In 2006, California-based Royal Marketing Inc. made a deal to distribute photographic paper made by China Lucky Film Corp. It wasn’t long before Royal Marketing’s customers started to complain that the paper was junk, and the company’s vice president, Farshid Ourian, learned it did not meet U.S. quality standards.
So Royal Marketing sued China Lucky for negligent misrepresentation, breach of warranty and breach of the implied covenant of good faith and fair dealing — seeking an award of over $135 million.
In March, China Lucky got lucky. Royal Marketing won its lawsuit, but a California jury awarded it only $3 million. And, so far, that’s $3 million more than China Lucky has paid.
Ourian’s 27-year-old business is now on the ropes — its reputation damaged, its staff shrunk from 26 employees to five.
Meanwhile, China Lucky, which is nearly 50 percent owned by the Chinese government, continues to thrive.
“These people have come here, totally ruined our company and get away with that? Where is the fairness in that?” Ourian asks.
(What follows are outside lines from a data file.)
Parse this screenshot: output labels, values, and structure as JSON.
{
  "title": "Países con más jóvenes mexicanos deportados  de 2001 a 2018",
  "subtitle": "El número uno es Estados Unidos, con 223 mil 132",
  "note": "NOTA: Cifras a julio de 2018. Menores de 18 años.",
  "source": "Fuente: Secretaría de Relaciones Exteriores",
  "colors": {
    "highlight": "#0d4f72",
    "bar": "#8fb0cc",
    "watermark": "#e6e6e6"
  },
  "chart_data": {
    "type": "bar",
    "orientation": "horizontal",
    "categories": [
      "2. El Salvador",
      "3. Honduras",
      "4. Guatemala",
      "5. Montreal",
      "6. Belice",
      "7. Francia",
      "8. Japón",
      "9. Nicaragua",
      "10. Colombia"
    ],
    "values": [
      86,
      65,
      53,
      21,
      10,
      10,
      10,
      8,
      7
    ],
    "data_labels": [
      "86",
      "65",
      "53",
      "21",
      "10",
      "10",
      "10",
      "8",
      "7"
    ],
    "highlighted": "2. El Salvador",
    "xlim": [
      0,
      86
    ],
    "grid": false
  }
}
And Royal Marketing is not alone. Even if an American company goes to court and beats a Chinese manufacturer, it’s virtually impossible to get the overseas company to make good on its legal debt.
“It’s a great accomplishment, but you’re not even half-way there. You have a piece of paper, what’s that worth? You’ve got to collect it,” says Stephen Ching, an attorney who represents both American and Chinese companies in lawsuits.